Quarterly Outlook
Macro Outlook: The US rate cut cycle has begun
Peter Garnry
Chief Investment Strategist
Chief Investment Strategist
Summary: The Nasdaq-100 Index is set for a special rebalance effective before the open on the 24 July 2023 in order to address the overconcentration by the five largest securities in the index. The special rebalance will trigger around $9.6bn in rebalancing traded value by the 24 ETFs listed in the US and Europe tracking the Nasdaq-100 Index. The underlying equity valuation of these securities is not impacted by the special rebalance and the rebalancing should in theory not have a significant price impact based on our estimates.
On Friday, the US stock exchange Nasdaq announced that the Nasdaq-100 Index will undergo a special rebalance effective prior to the market open on Monday the 24 July 2023. The aim is to address overconcentration in the index by redistributing the weights and the special rebalancing will not result in removal or addition of any securities. Nasdaq refers to the methodology paper of the Nasdaq-100 Index for its decision. It says clearly on page 4 that in the event that the five largest securities in the index, with individual weights exceeding 4.5%, have a combined weight above 40% the five largest stocks will be brought down to a combined weight to 40% in the quarterly weight adjustment. In the annual weight adjustment the combined weight would be set to 38.5%.

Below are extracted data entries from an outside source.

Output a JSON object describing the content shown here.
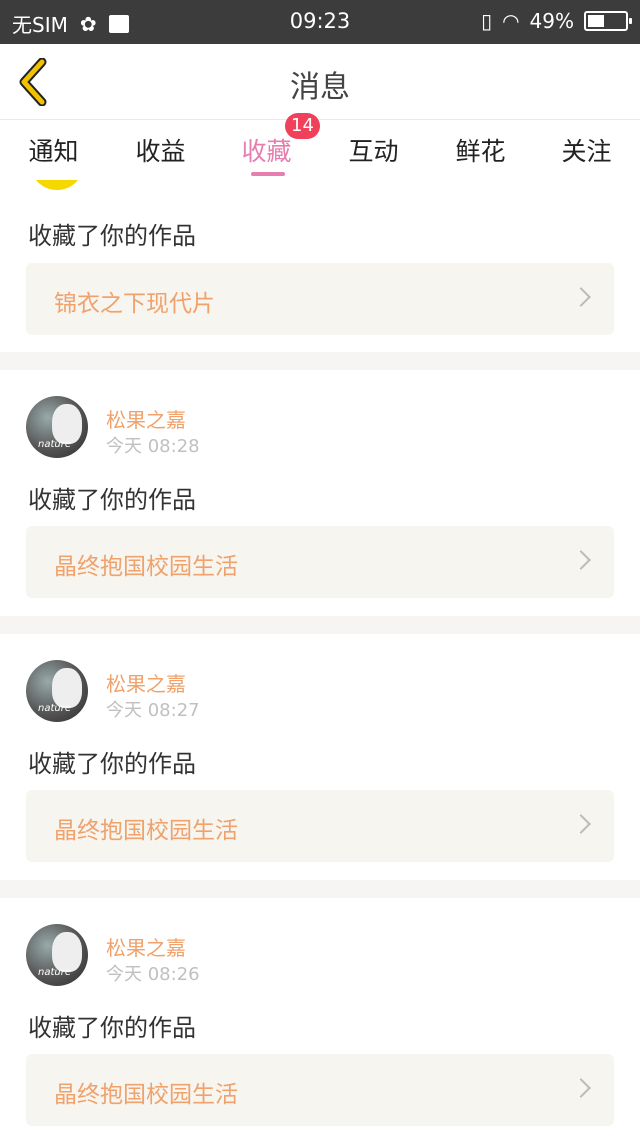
{
  "status_bar": {
    "carrier": "无SIM",
    "time": "09:23",
    "battery": "49%"
  },
  "header": {
    "title": "消息"
  },
  "tabs": [
    {
      "label": "通知"
    },
    {
      "label": "收益"
    },
    {
      "label": "收藏",
      "badge": "14"
    },
    {
      "label": "互动"
    },
    {
      "label": "鲜花"
    },
    {
      "label": "关注"
    }
  ],
  "feed": [
    {
      "action": "收藏了你的作品",
      "work_title": "锦衣之下现代片"
    },
    {
      "username": "松果之嘉",
      "timestamp": "今天 08:28",
      "action": "收藏了你的作品",
      "work_title": "晶终抱国校园生活"
    },
    {
      "username": "松果之嘉",
      "timestamp": "今天 08:27",
      "action": "收藏了你的作品",
      "work_title": "晶终抱国校园生活"
    },
    {
      "username": "松果之嘉",
      "timestamp": "今天 08:26",
      "action": "收藏了你的作品",
      "work_title": "晶终抱国校园生活"
    }
  ],
  "colors": {
    "accent": "#e77eb0",
    "badge": "#f0405a",
    "username": "#f0a26d",
    "back_arrow": "#f2c200"
  }
}
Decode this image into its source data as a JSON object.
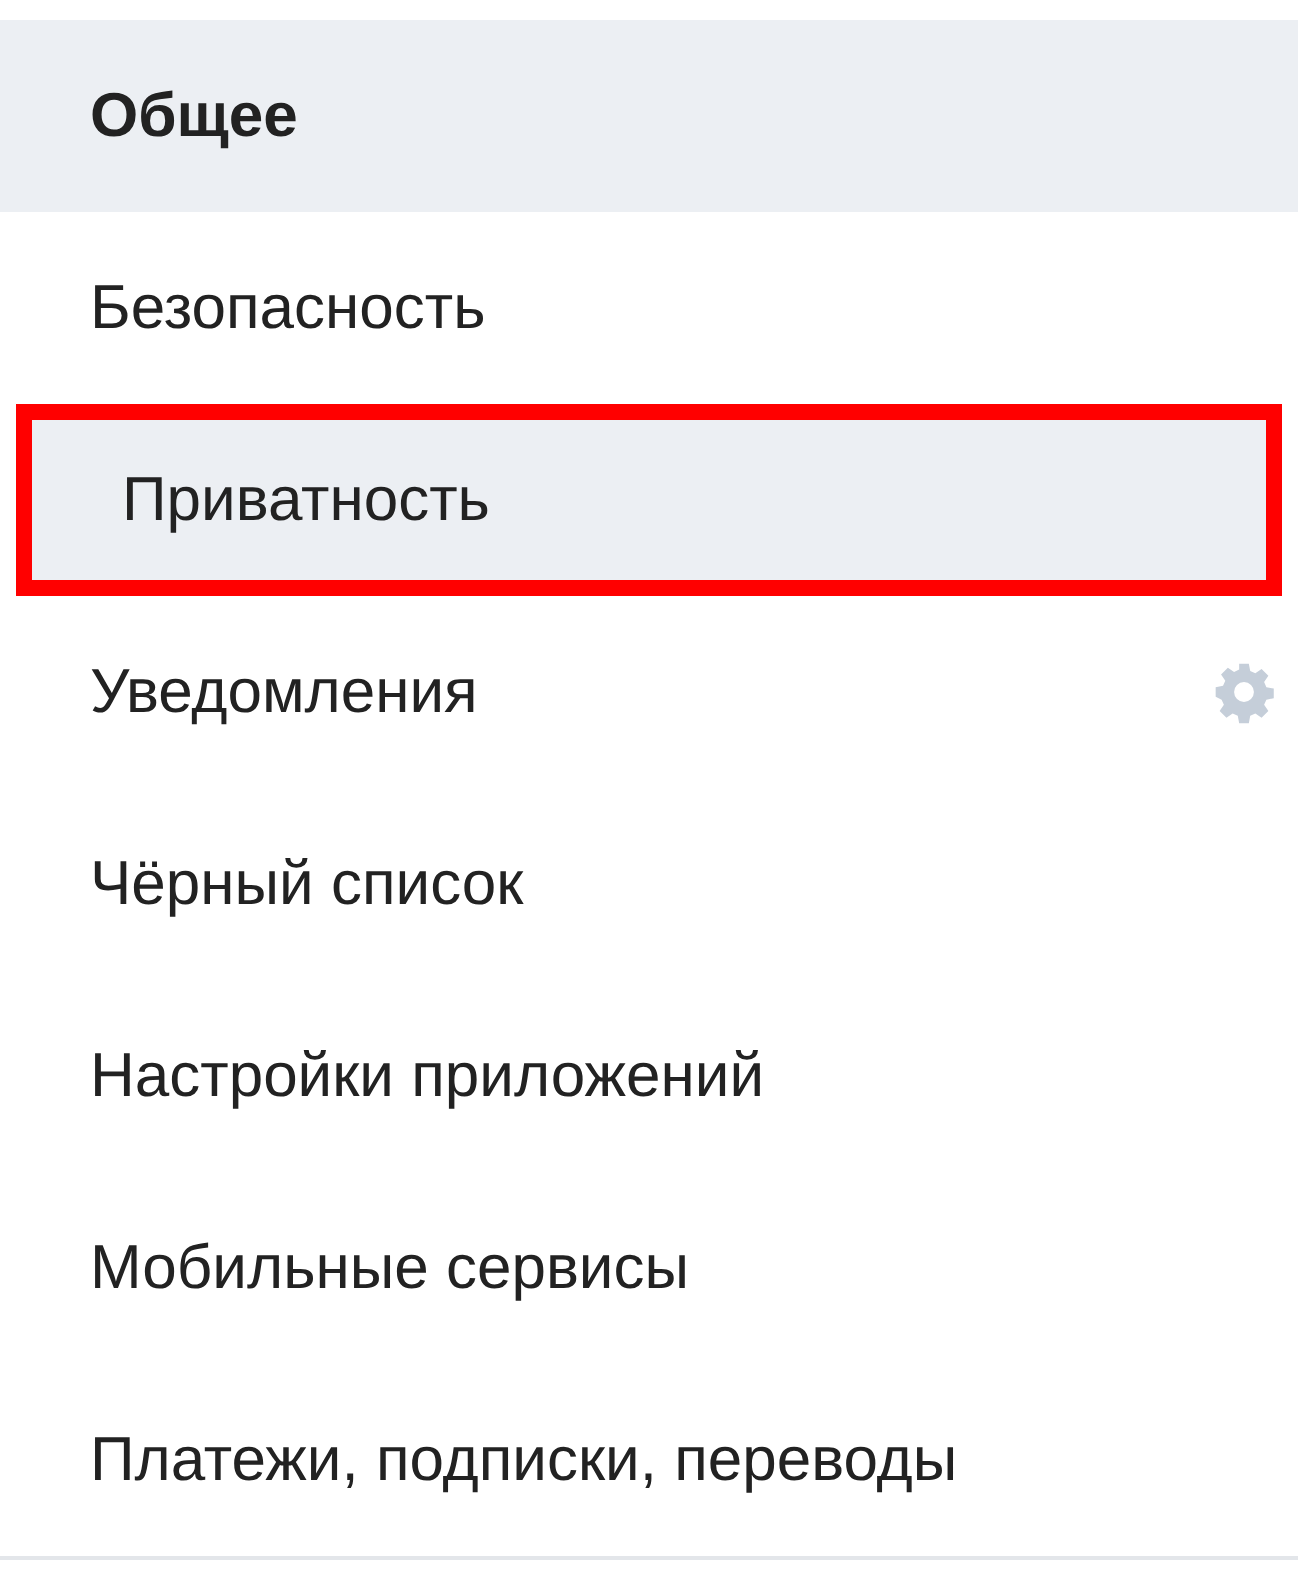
{
  "menu": [
    {
      "label": "Общее",
      "selected": true,
      "outlined": false,
      "settings_icon": false
    },
    {
      "label": "Безопасность",
      "selected": false,
      "outlined": false,
      "settings_icon": false
    },
    {
      "label": "Приватность",
      "selected": false,
      "outlined": true,
      "settings_icon": false
    },
    {
      "label": "Уведомления",
      "selected": false,
      "outlined": false,
      "settings_icon": true
    },
    {
      "label": "Чёрный список",
      "selected": false,
      "outlined": false,
      "settings_icon": false
    },
    {
      "label": "Настройки приложений",
      "selected": false,
      "outlined": false,
      "settings_icon": false
    },
    {
      "label": "Мобильные сервисы",
      "selected": false,
      "outlined": false,
      "settings_icon": false
    },
    {
      "label": "Платежи, подписки, переводы",
      "selected": false,
      "outlined": false,
      "settings_icon": false
    }
  ]
}
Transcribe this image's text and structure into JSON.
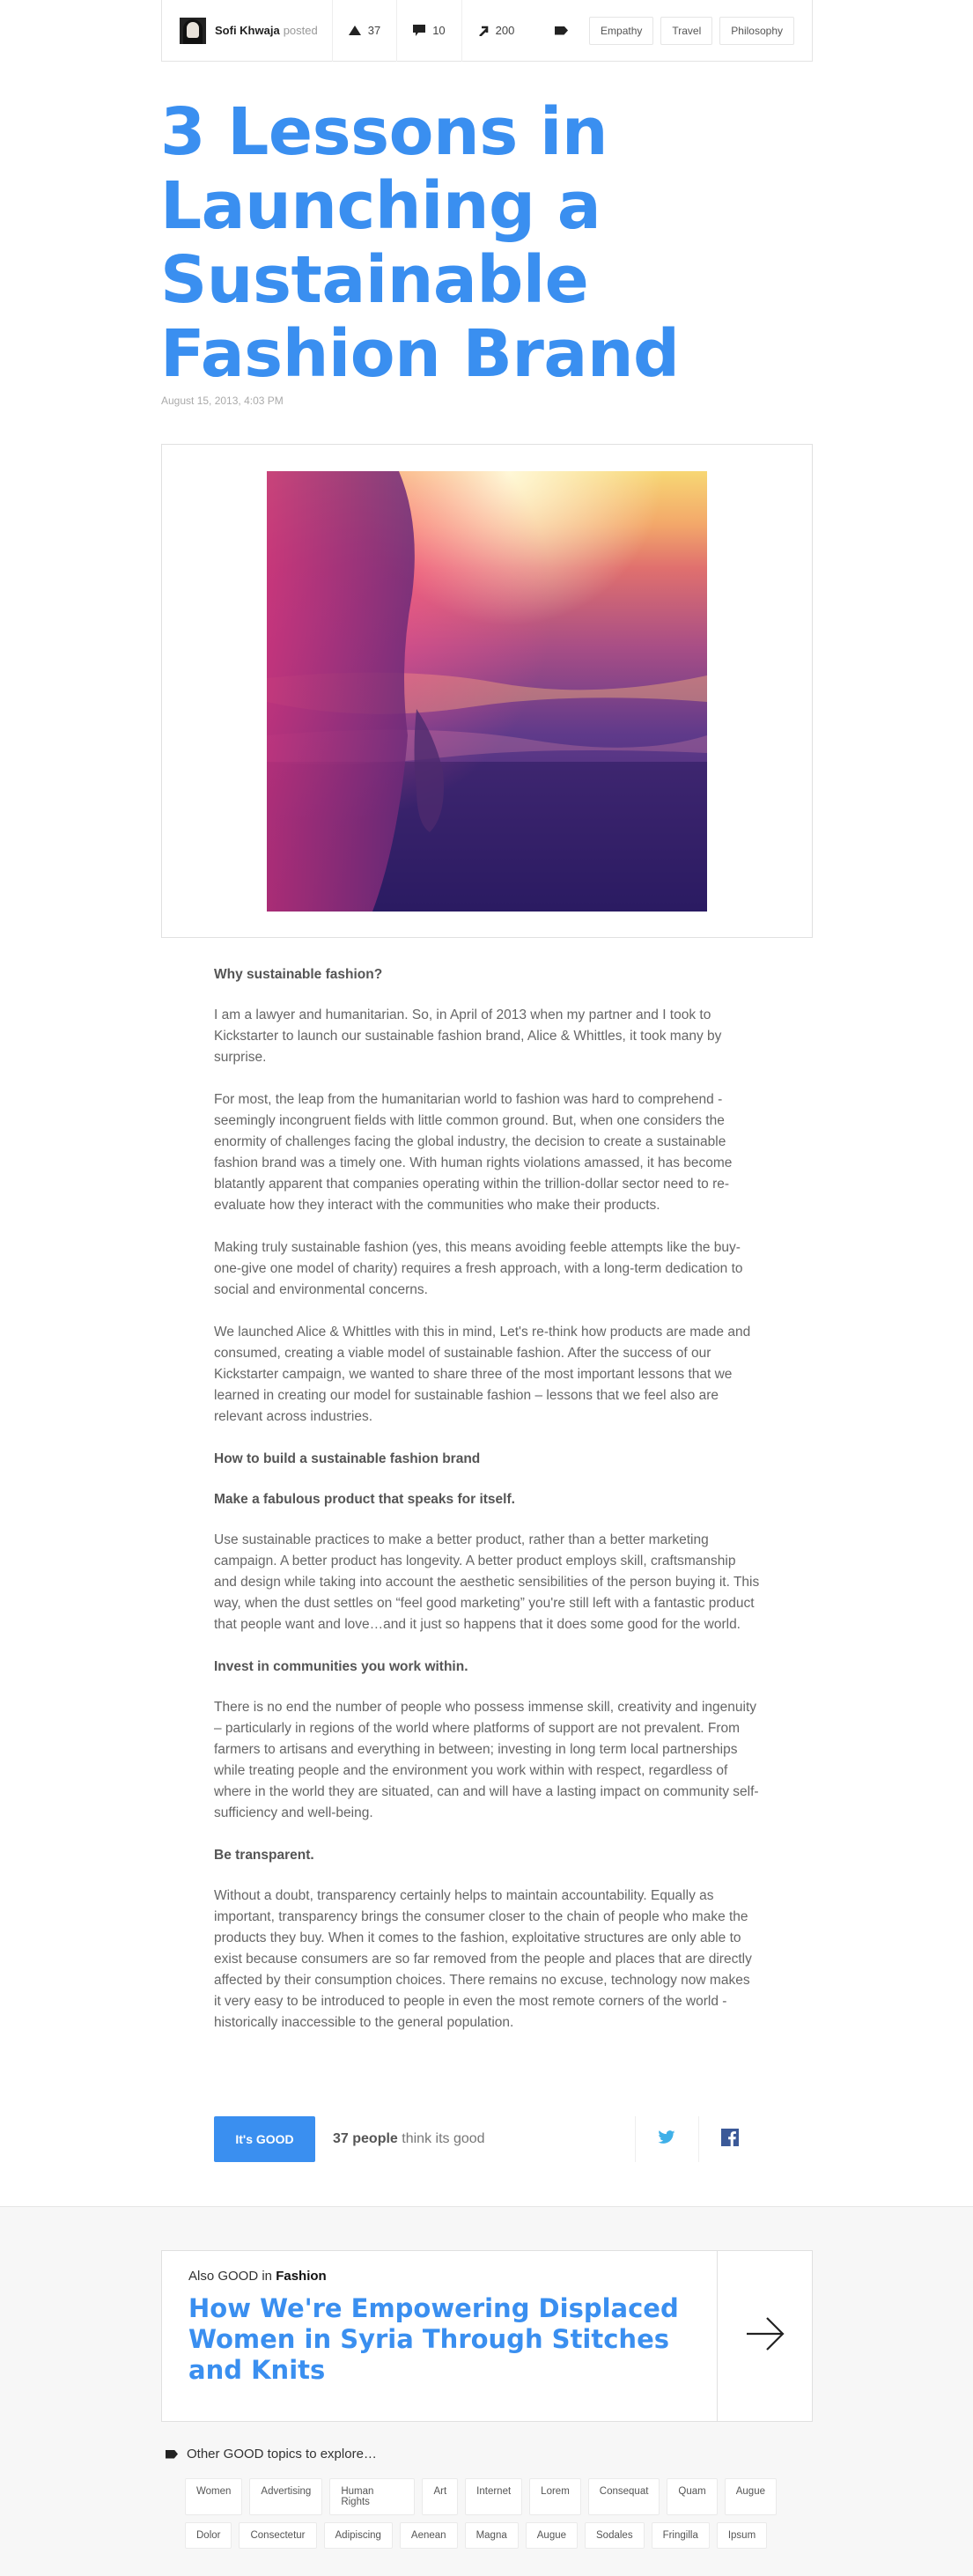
{
  "post": {
    "author": "Sofi Khwaja",
    "posted": "posted",
    "upvotes": "37",
    "comments": "10",
    "shares": "200",
    "tags": [
      "Empathy",
      "Travel",
      "Philosophy"
    ]
  },
  "article": {
    "title": "3 Lessons in Launching a Sustainable Fashion Brand",
    "date": "August 15, 2013, 4:03 PM",
    "blocks": [
      {
        "type": "h",
        "text": "Why sustainable fashion?"
      },
      {
        "type": "p",
        "text": "I am a lawyer and humanitarian. So, in April of 2013 when my partner and I took to Kickstarter to launch our sustainable fashion brand, Alice & Whittles, it took many by surprise."
      },
      {
        "type": "p",
        "text": "For most, the leap from the humanitarian world to fashion was hard to comprehend - seemingly incongruent fields with little common ground. But, when one considers the enormity of challenges facing the global industry, the decision to create a sustainable fashion brand was a timely one. With human rights violations amassed, it has become blatantly apparent that companies operating within the trillion-dollar sector need to re-evaluate how they interact with the communities who make their products."
      },
      {
        "type": "p",
        "text": "Making truly sustainable fashion (yes, this means avoiding feeble attempts like the buy-one-give one model of charity) requires a fresh approach, with a long-term dedication to social and environmental concerns."
      },
      {
        "type": "p",
        "text": "We launched Alice & Whittles with this in mind, Let's re-think how products are made and consumed, creating a viable model of sustainable fashion.  After the success of our Kickstarter campaign, we wanted to share three of the most important lessons that we learned in creating our model for sustainable fashion – lessons that we feel also are relevant across industries."
      },
      {
        "type": "h",
        "text": "How to build a sustainable fashion brand"
      },
      {
        "type": "h",
        "text": "Make a fabulous product that speaks for itself."
      },
      {
        "type": "p",
        "text": "Use sustainable practices to make a better product, rather than a better marketing campaign. A better product has longevity. A better product employs skill, craftsmanship and design while taking into account the aesthetic sensibilities of the person buying it. This way, when the dust settles on “feel good marketing” you're still left with a fantastic product that people want and love…and it just so happens that it does some good for the world."
      },
      {
        "type": "h",
        "text": "Invest in communities you work within."
      },
      {
        "type": "p",
        "text": "There is no end the number of people who possess immense skill, creativity and ingenuity – particularly in regions of the world where platforms of support are not prevalent. From farmers to artisans and everything in between; investing in long term local partnerships while treating people and the environment you work within with respect, regardless of where in the world they are situated, can and will have a lasting impact on community self-sufficiency and well-being."
      },
      {
        "type": "h",
        "text": "Be transparent."
      },
      {
        "type": "p",
        "text": "Without a doubt, transparency certainly helps to maintain accountability. Equally as important, transparency brings the consumer closer to the chain of people who make the products they buy. When it comes to the fashion, exploitative structures are only able to exist because consumers are so far removed from the people and places that are directly affected by their consumption choices. There remains no excuse, technology now makes it very easy to be introduced to people in even the most remote corners of the world - historically inaccessible to the general population."
      }
    ]
  },
  "good": {
    "button": "It's GOOD",
    "count": "37 people",
    "suffix": "think its good"
  },
  "also": {
    "prefix": "Also GOOD in",
    "category": "Fashion",
    "title": "How We're Empowering Displaced Women in Syria Through Stitches and Knits"
  },
  "explore": {
    "label": "Other GOOD topics to explore…",
    "rows": [
      [
        "Women",
        "Advertising",
        "Human Rights",
        "Art",
        "Internet",
        "Lorem",
        "Consequat",
        "Quam",
        "Augue"
      ],
      [
        "Dolor",
        "Consectetur",
        "Adipiscing",
        "Aenean",
        "Magna",
        "Augue",
        "Sodales",
        "Fringilla",
        "Ipsum"
      ]
    ]
  },
  "colors": {
    "accent": "#3a8ff0",
    "footer_bg": "#f7f7f7"
  },
  "icons": [
    "upvote-icon",
    "comment-icon",
    "share-arrow-icon",
    "tag-icon",
    "twitter-icon",
    "facebook-icon",
    "arrow-right-icon"
  ]
}
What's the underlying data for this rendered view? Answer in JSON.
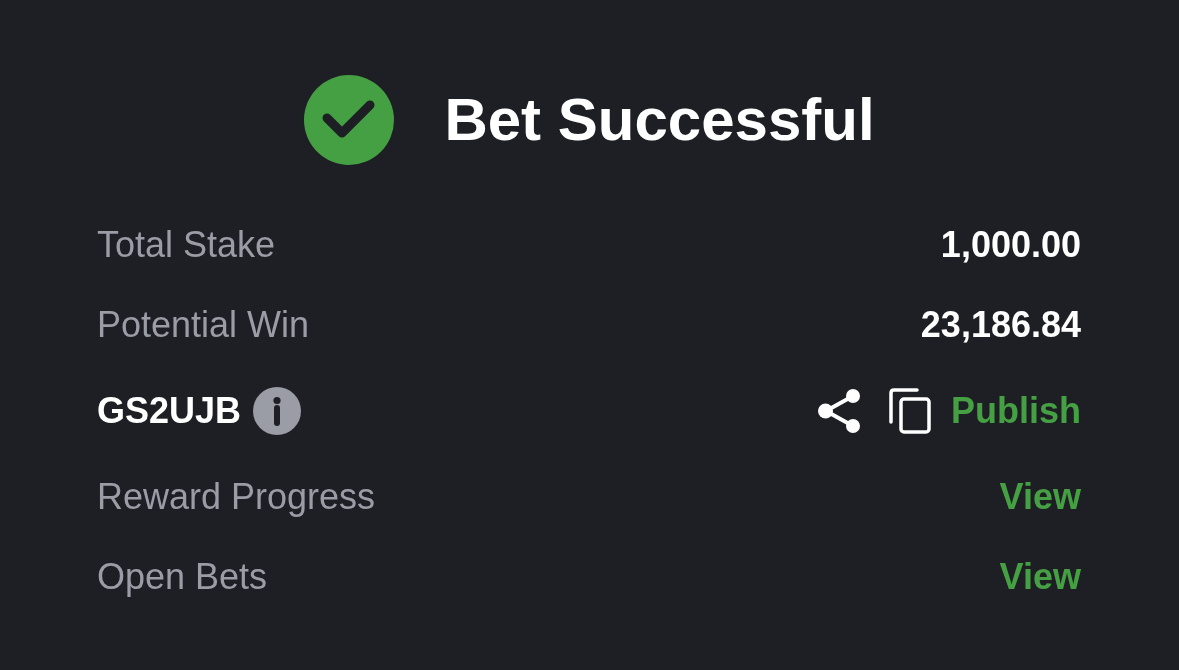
{
  "header": {
    "title": "Bet Successful"
  },
  "rows": [
    {
      "kind": "value",
      "label": "Total Stake",
      "value": "1,000.00"
    },
    {
      "kind": "value",
      "label": "Potential Win",
      "value": "23,186.84"
    },
    {
      "kind": "code",
      "code": "GS2UJB",
      "action": "Publish"
    },
    {
      "kind": "link",
      "label": "Reward Progress",
      "link": "View"
    },
    {
      "kind": "link",
      "label": "Open Bets",
      "link": "View"
    }
  ]
}
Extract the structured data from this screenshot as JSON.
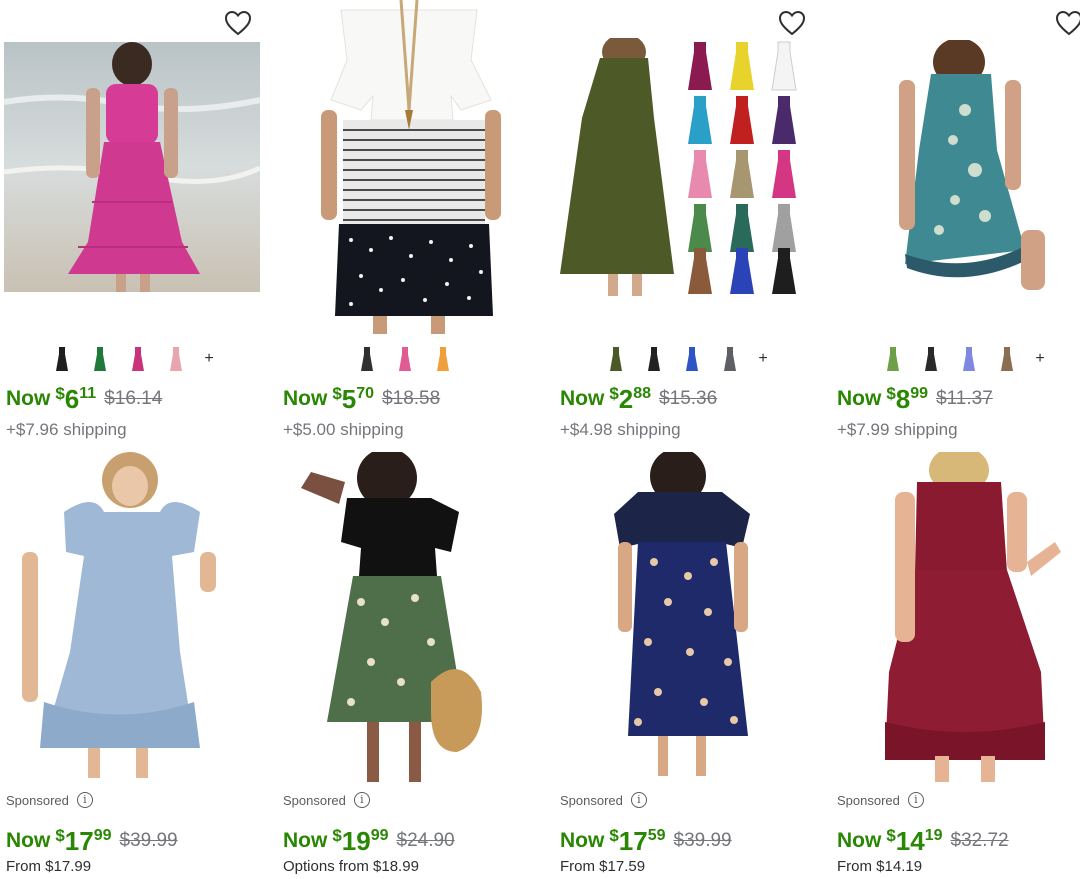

The special rebalance will be based on shares outstanding as of 3 July 2023 and the index share announcement and pro-forma file release of the weight changes will take place on Friday the 14 July 2023 allowing market participants five trading sessions to meet the new target weights.
Rebalancing should not theoretically not have an impact
As with stock splits and dividends these events do not change the underlying equity valuation of the securities and thus new stories yesterday suggesting the top five technology stocks in the Nasdaq-100 Index were down due to the announcement is a bit silly. Given the underlying value has not changed any front-selling of shares in advance of the special rebalance should theoretically be met by bids as the underlying value has not changed. Despite this obvious fact one could still make the case that forced selling by passive ETFs tracking the Nasdaq-100 Index could move the market.
The table below shows the 8 largest securities in the Nasdaq-100 Index as of 3 July 2023 with the top five securities being Microsoft, Apple, Nvidia, Amazon, and Tesla. These five securities had a combined index weight of 43.55% on 3 July 2023 and thus were in violation with the index methodology at the time of the quarterly rebalancing.
The combined asset under management in ETFs listed in the US and Western Europe tracking the Nasdaq-100 Index is $271bn with the Invesco QQQ Trust Series 1 ETF (QQQ:xnas) being the largest fund with $202bn in assets. As the table below shows the new target weights, assuming the top five securities will be limited to 40% index weight, will lead to estimated $9.6bn in rebalancing value among the 24 ETFs tracking the Nasdaq-100 Index. Based on the past 20-day average daily traded value and a smooth rebalancing over five trading session the volume participation from these ETFs is expected to be maximum 6.67% in Microsoft shares and minimum 0.5% in Tesla shares.
Using the benchmark model for estimating transaction costs we can see that rebalancing Microsoft shares over five trading days would cost the Invesco QQQ Trust Series 1 ETF, the largest ETF tracking Nasdaq-100, approximately 33 basis points in trade costs and multiplying by the index weight the cost would be around 3.5 basis points for this ETF. Rebalancing Amazon and Tesla shares will be no problem for these ETFs. Overall, we estimate low impact from the special rebalance.